Se le entiende todo al cortesano. Quizá no le han explicado el viejo principio de que las estrategias se aplican, pero no se explican. Pero veamos: la especie de que los actuales dirigentes de Ciudadanos y del PP son nostálgicos del franquismo en apresurado viaje hacia la extrema derecha puede ser cierta o falsa. Si es falsa, estamos ante una injuria política y un atentado a la convivencia desde el Gobierno de la nación. Y si fuera cierta, no veo nada que festejar: en tal caso, cualquier gobernante sensato debería sentirse sumamente preocupado. Alguien aquí está jugando con fuego.

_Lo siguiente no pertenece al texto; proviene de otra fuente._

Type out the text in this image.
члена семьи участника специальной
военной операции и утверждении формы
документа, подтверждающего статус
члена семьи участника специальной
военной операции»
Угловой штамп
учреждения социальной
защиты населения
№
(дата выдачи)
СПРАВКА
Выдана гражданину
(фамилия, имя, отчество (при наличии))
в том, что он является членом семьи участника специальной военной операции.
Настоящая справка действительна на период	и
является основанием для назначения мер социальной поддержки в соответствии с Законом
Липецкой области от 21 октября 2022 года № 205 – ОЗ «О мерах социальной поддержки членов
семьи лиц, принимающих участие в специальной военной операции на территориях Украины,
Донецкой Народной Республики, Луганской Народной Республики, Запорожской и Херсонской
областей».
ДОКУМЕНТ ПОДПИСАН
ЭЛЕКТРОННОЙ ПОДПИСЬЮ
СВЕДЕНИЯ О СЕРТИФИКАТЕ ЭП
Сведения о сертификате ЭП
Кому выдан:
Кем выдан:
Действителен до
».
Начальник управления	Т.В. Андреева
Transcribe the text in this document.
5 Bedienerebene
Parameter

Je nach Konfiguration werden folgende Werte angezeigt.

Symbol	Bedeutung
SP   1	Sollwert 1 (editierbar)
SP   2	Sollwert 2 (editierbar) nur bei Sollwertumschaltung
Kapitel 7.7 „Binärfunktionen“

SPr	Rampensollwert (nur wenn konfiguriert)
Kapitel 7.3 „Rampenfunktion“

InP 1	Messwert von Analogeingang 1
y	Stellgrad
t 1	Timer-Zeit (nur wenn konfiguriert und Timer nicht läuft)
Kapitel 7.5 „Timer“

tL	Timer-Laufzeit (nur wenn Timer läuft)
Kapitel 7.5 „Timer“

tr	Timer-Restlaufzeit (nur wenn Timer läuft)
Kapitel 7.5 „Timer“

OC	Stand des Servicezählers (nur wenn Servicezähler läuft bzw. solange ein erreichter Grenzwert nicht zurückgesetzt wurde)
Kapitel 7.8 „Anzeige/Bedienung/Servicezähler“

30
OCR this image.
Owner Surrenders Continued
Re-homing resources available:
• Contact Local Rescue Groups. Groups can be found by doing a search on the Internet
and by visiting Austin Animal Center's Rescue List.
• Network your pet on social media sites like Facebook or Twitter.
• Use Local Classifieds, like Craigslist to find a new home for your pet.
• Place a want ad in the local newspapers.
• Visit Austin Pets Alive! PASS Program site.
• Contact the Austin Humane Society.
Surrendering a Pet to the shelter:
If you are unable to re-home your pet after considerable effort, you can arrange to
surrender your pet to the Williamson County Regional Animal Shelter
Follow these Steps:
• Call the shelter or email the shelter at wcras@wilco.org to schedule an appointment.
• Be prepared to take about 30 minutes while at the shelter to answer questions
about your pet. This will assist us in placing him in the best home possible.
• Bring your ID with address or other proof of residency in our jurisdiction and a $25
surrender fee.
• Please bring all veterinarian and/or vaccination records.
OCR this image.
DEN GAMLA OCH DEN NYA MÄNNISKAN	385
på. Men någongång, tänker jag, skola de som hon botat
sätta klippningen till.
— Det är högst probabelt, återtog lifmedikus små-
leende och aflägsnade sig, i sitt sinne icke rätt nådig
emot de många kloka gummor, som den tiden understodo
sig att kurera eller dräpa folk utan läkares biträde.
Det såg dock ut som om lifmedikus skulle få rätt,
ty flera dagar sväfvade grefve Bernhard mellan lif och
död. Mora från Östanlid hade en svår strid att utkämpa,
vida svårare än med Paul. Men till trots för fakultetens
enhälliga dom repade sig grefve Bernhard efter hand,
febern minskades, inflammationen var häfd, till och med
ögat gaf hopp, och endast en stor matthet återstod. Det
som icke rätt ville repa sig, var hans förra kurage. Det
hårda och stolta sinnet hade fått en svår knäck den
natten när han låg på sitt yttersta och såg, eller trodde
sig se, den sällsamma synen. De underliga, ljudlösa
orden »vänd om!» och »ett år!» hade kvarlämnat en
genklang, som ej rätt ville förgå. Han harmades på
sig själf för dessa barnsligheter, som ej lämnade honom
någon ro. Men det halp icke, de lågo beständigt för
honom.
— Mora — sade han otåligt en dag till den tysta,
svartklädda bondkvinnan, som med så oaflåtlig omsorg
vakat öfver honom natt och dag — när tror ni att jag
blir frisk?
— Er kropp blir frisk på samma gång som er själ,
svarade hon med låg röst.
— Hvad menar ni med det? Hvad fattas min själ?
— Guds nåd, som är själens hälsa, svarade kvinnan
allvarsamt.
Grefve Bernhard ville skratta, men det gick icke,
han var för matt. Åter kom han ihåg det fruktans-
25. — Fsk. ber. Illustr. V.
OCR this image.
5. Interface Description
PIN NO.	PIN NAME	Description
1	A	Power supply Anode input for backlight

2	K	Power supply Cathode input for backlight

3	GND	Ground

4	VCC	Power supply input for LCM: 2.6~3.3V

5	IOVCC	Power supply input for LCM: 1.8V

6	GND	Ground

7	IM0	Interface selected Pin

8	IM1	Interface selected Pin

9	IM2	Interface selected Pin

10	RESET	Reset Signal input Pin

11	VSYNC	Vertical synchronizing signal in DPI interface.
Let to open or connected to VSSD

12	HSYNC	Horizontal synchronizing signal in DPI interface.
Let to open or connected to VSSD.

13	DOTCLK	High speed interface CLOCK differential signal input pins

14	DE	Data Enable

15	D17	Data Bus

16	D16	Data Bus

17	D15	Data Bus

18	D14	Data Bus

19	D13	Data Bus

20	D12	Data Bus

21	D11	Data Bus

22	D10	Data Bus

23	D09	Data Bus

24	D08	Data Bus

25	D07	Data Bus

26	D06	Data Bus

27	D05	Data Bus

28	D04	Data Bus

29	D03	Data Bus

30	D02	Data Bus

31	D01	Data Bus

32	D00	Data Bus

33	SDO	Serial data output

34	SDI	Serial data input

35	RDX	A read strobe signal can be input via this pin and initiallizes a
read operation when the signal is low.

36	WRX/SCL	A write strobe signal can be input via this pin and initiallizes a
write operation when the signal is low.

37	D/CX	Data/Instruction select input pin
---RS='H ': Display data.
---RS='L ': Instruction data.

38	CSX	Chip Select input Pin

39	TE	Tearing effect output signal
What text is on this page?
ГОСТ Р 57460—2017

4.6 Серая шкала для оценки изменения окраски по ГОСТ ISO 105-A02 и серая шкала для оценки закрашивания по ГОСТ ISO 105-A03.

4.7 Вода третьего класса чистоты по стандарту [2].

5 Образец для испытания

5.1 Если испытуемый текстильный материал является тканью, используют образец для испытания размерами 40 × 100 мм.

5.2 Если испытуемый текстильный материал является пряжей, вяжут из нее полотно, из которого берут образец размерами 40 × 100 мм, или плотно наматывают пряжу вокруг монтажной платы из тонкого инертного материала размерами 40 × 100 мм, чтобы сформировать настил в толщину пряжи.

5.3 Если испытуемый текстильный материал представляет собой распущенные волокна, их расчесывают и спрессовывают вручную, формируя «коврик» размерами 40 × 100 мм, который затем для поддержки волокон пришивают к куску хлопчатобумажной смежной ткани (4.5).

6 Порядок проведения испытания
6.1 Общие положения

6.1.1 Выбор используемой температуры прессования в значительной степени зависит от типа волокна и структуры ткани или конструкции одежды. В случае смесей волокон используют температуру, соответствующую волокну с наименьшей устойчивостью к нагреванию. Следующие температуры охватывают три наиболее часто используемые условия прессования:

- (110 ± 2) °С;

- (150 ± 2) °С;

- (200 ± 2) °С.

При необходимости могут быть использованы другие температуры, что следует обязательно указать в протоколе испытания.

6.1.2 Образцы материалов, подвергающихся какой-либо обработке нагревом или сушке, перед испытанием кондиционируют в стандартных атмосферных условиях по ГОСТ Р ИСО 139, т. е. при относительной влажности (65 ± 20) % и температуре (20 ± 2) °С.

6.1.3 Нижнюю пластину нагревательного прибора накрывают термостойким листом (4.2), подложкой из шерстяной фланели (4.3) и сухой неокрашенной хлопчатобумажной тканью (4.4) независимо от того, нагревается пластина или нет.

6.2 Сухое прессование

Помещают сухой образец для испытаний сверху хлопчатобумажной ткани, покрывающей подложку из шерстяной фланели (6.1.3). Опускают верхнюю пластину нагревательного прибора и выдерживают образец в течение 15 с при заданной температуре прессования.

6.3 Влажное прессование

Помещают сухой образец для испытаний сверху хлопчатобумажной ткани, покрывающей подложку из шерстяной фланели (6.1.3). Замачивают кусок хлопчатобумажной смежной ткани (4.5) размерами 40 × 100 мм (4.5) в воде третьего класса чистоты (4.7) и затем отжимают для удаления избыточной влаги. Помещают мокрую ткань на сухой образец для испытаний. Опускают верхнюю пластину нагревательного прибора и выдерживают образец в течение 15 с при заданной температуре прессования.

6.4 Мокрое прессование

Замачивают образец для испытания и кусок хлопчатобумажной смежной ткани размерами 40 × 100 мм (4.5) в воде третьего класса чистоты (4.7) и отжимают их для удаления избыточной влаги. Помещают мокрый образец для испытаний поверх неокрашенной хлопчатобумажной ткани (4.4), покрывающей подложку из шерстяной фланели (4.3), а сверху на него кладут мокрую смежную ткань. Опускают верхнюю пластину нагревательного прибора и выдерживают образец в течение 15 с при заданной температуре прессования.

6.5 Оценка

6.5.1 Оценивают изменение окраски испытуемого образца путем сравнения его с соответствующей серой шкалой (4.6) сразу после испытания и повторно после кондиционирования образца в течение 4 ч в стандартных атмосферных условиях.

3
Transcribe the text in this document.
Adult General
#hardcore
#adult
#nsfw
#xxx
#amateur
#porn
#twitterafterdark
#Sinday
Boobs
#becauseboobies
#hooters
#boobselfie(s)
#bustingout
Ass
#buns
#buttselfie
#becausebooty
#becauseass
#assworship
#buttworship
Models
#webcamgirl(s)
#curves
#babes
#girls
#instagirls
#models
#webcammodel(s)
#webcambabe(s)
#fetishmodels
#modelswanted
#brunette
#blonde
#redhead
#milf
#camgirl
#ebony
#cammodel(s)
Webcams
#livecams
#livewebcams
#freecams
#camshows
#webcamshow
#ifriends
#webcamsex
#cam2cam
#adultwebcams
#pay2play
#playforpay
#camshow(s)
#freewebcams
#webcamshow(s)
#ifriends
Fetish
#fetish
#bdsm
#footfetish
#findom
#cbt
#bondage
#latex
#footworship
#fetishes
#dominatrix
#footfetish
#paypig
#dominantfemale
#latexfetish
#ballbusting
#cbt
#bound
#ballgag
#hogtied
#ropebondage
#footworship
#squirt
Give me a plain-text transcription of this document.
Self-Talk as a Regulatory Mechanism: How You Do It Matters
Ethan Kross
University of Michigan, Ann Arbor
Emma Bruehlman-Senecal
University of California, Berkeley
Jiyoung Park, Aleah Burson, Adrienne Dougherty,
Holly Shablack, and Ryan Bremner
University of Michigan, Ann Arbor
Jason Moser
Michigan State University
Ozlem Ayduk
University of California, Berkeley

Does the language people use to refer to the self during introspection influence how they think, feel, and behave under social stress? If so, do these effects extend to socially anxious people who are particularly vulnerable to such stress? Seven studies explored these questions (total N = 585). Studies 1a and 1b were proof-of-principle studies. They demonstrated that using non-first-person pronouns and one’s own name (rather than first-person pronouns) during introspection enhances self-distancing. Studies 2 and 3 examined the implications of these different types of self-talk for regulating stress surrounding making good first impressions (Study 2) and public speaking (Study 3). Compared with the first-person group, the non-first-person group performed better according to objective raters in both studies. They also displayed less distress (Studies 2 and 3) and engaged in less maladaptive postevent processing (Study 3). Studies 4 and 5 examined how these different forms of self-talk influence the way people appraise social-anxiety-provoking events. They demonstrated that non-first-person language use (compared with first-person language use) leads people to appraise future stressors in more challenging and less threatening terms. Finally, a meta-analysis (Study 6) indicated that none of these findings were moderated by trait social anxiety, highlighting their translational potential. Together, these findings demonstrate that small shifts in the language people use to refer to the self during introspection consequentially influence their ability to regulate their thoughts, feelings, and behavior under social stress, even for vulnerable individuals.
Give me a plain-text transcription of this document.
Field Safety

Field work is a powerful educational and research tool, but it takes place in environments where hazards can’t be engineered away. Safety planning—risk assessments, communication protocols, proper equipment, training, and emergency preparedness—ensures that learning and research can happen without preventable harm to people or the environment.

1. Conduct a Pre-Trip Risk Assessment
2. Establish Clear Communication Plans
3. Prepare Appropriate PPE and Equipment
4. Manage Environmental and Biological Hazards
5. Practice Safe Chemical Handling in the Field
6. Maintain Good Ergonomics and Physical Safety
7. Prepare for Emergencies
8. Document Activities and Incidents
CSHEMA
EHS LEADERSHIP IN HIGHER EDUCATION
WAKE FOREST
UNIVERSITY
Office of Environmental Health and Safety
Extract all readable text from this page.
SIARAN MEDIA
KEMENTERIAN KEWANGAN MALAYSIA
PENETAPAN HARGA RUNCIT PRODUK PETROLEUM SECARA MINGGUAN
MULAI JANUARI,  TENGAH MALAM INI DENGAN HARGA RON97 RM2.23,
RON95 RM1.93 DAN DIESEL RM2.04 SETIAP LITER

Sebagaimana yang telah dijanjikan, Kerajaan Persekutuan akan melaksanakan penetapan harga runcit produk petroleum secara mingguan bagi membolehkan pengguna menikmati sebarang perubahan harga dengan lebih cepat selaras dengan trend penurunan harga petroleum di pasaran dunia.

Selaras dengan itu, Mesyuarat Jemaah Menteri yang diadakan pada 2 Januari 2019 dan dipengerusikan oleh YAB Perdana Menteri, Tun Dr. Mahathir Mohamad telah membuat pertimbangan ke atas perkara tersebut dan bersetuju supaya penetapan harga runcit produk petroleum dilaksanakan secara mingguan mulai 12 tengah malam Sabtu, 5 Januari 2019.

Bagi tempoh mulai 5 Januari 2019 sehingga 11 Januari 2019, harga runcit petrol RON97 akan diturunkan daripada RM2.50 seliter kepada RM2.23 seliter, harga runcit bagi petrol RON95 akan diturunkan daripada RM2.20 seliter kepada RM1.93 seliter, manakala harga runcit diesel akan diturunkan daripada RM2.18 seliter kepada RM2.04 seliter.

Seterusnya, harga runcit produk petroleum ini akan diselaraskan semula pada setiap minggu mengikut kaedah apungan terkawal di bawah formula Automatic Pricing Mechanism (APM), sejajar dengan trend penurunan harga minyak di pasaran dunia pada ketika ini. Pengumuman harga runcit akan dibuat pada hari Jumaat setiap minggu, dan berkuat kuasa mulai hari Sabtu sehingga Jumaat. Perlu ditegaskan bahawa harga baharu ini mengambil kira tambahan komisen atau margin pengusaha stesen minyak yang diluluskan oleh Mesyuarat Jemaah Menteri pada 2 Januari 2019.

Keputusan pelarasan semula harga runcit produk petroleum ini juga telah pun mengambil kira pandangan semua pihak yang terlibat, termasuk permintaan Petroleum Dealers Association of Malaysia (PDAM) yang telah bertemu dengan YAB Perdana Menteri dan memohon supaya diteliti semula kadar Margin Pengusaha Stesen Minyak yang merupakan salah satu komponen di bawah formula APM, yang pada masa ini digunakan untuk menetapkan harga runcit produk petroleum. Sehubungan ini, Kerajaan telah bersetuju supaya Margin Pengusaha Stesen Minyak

El decreto-ley solo puede usarse “en caso de extraordinaria necesidad”. ¿Lo estamos? No si miramos la situación del país
Dice la Constitución que el decreto-ley solo puede usarse “en caso de extraordinaria necesidad”. ¿Estamos en ese caso? Evidentemente, no si se mira desde la situación del país; pero quizá sí si se mira desde la situación de Sánchez. Por una parte, está la extraordinaria y urgente necesidad de empastar de nuevo a la quebradiza mayoría fundacional del Gobierno (ya que no resulta sencillo hacerlo con algo que tenga que ver con el futuro, se recurre al viejo y sabroso pasado); y por otra, la de obtener alguna victoria resonante en el Parlamento y arrinconar a la oposición. Franco es ideal para ambas cosas, quién le iba a decir al general golpista que algún día sus huesos serían de tanta utilidad para un gobierno socialista.
Pero quizá lo más interesante del episodio sea su inserción en la estrategia de comunicación del presidente del Gobierno. Jorge Bustos lo ha descrito certeramente en ‘El Mundo’: “La legislatura avanza como una novela picaresca, género generoso que permite al protagonista cabalgar toda contradicción con tal de satisfacer su afán de medro”.
Ahí está la clave del plan: pasar del género picaresco al libro de caballerías, vestir a un aventurero del poder con el ropaje de un héroe legendario dotado de superpoderes frente a los supervillanos, transmutar a Guzmán de Alfarache en Don Quijote -o si lo prefieren, al pequeño Nicolás en Supermán. Si analizan con ese prisma estos dos meses de gobierno, desde el Aquarius a esta resurrección de Franco, verán que todo encaja.
No hay ninguna valentía en remover ahora los huesos del dictador y hacer ‘agit-prop’ con ellos. Valiente y, además, responsable habría sido, por ejemplo, reunir al día siguiente de la moción de censura a los cuatro partidos de ámbito nacional para pactar una fecha de elecciones generales y sacar al país del pantano institucional en el que está metido desde octubre de 2015. Valiente sería explicar a Podemos y a la sociedad que la economía viene otra vez dura y que no está el patio para ciertas alegrías. Apear a Torra de cualquier ilusión y a Casado y Rivera de cualquier tentación. O en lugar de usar a Salvini como espantajo ideológico, sentarse con él y tratar de traerlo a la razón, ya que en materia de inmigración Italia y España tienen posiciones distintas pero intereses coincidentes. Pero esa es otra clase de valentía.